Un porte-conteneurs immense arrive à La Rochelle le 7 juillet. Son chargement invisible de l’extérieur, se compose, entre autres, de 63 hélicoptères de combat, 500 véhicules, 250 conteneurs, 350 militaires de la 101st Combat Aviation Brigade de l’US Army. L’occasion pour l’armée américaine de tester les ports maritimes de l’Europe de l’Ouest, comme celui de La Rochelle. Les États-Unis veulent s’assurer que les ports des façades atlantique et baltique sont en capacité d’accueillir des quantités importantes de soldats et de matériels et d’en assurer la logistique.
Rappelons que ces transferts actuels sont placés dans le cadre des grandes manœuvres « Europ Defender 20 », de mars à mai 2020, dont l’objectif est de vérifier que des troupes US et leur matériel peuvent très rapidement atteindre la frontière russe en traversant l’océan atlantique et l’Europe occidentale. 37 000 soldats (dont 20 000 Américains) de 18 pays (dont la France) sont censés y avoir participé. Les équipements de ces unités sont soit transportés des USA (20 000 pièces) soit prélevés sur les stocks prépositionnés de 5 APS européens (13 000 pièces).

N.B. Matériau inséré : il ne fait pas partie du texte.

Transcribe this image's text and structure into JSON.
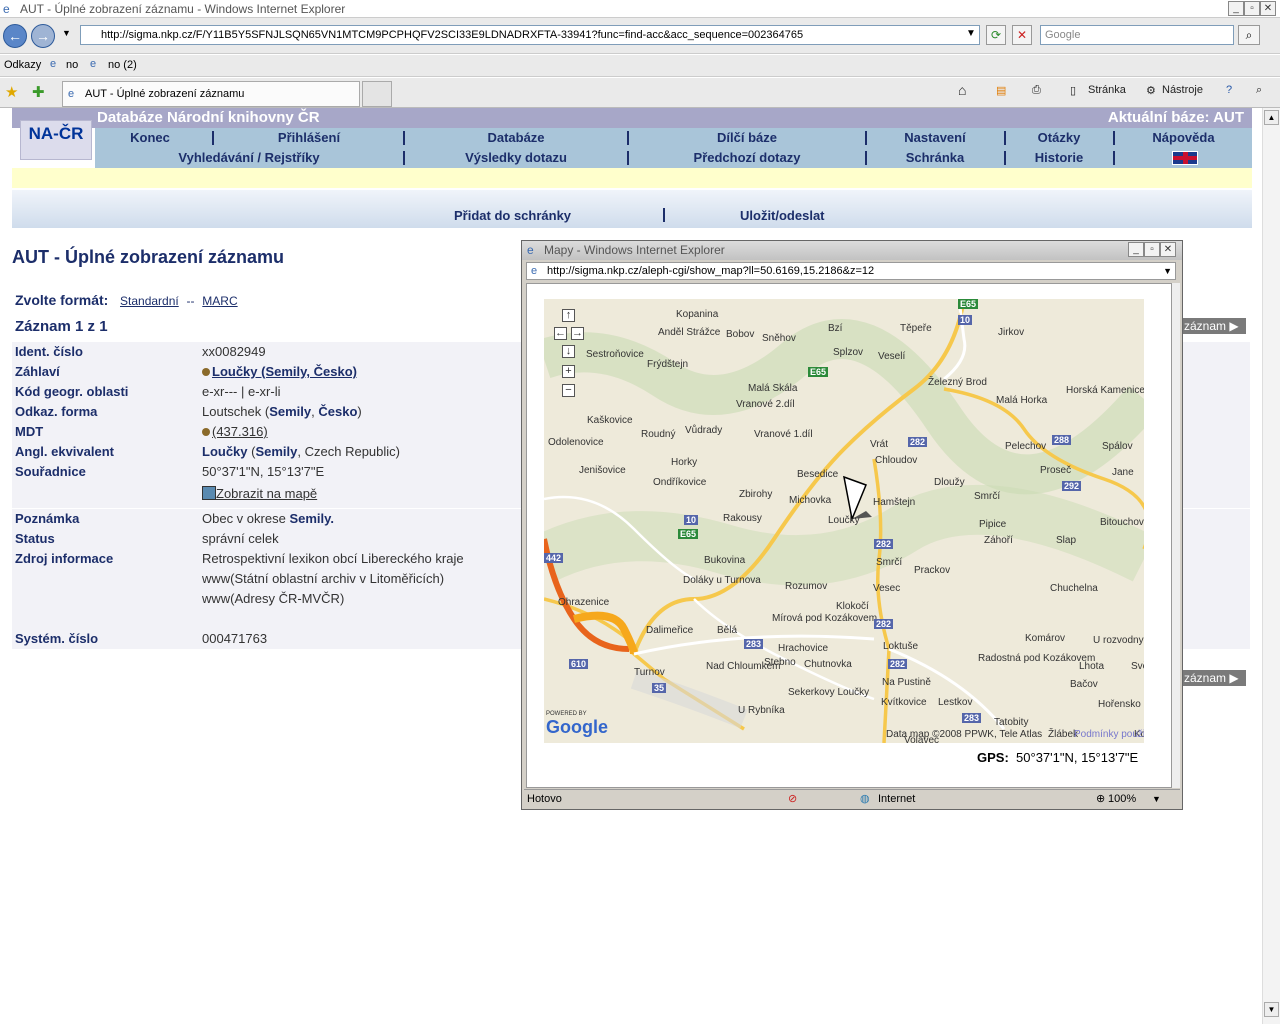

Cette volonté d’interopérabilité des pays de l’OTAN a fait l’objet d’un accord entre l’UE et l’OTAN, la PESCO, coopération structurée permanente, signé au sommet de l’OTAN de Newport, et financé par l’UE. Nous en avons donné les informations au début de cette année, notamment dans le numéro de Planète Paix d’avril 2020. Ces manœuvres avaient été interrompues par la pandémie du Covid-19. Même si tous les pays de l’OTAN étaient impliqués, dont la France, les transferts d’équipements par voie maritime venant des USA se sont faits dans des ports de la partie nord de l’Europe occidentale, Belgique, Pays-Bas, Allemagne, Pologne et pays baltes essentiellement.

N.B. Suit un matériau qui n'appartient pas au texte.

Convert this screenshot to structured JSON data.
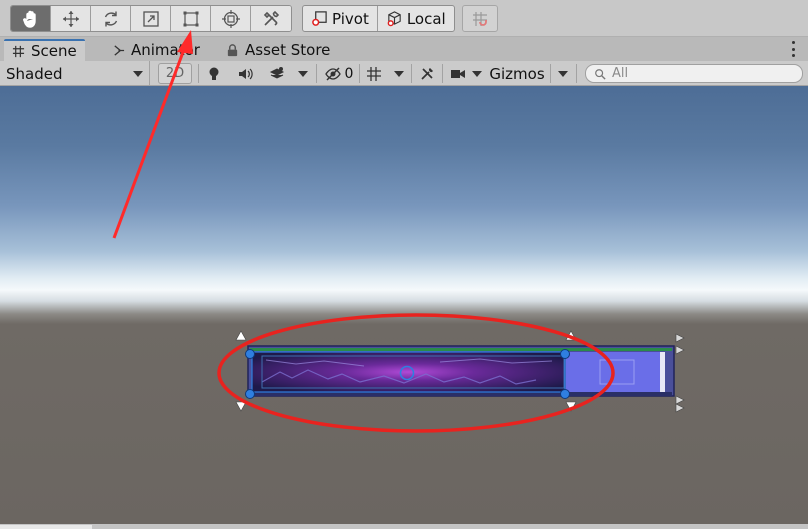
{
  "toolbar": {
    "tools": [
      {
        "name": "hand-tool",
        "icon": "hand-icon",
        "active": true
      },
      {
        "name": "move-tool",
        "icon": "move-arrows-icon"
      },
      {
        "name": "rotate-tool",
        "icon": "rotate-icon"
      },
      {
        "name": "scale-tool",
        "icon": "scale-icon"
      },
      {
        "name": "rect-tool",
        "icon": "rect-transform-icon"
      },
      {
        "name": "transform-tool",
        "icon": "transform-icon"
      },
      {
        "name": "custom-tool",
        "icon": "tools-icon"
      }
    ],
    "pivot_label": "Pivot",
    "local_label": "Local"
  },
  "tabs": [
    {
      "label": "Scene",
      "icon": "grid-icon"
    },
    {
      "label": "Animator",
      "icon": "animator-icon"
    },
    {
      "label": "Asset Store",
      "icon": "lock-icon"
    }
  ],
  "scene_options": {
    "shading_mode": "Shaded",
    "mode_2d": "2D",
    "hidden_count": "0",
    "gizmos_label": "Gizmos",
    "search_placeholder": "All"
  },
  "annotation": {
    "arrow_color": "#ff2a2a",
    "ellipse_color": "#e8231f"
  }
}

On peut évidemment se poser la question des raisons de ce changement de pratiques mettant en France pour la première fois l’OTAN en pleine lumière depuis qu’elle avait quitté ses instances dirigeantes en 1966 (mais elle en est restée membre et elle avait réintégré subrepticement ces instances en 2009 sous le présidence de N. Sarkozy !) Les liens entre l’armée française et les USA via l’OTAN ne se sont jamais interrompues même s’ils étaient surtout présentés comme relevant d’accords bilatéraux avec certains de ses membres, dont la Grande-Bretagne et l’Allemagne : par exemple la base, franco-allemande, de transports aérien d’Évreux (27), les travaux sur l’arme nucléaire de Valduc près de Dijon conjoints avec le Royaume-Uni, les aménagements annoncés sur la base de Châteauroux, etc. Le drapeau de l’OTAN flotte à côté du drapeau français dans tous les bâtiments militaires, y compris dans le foyer interarmées des officiers Place St Augustin à Paris.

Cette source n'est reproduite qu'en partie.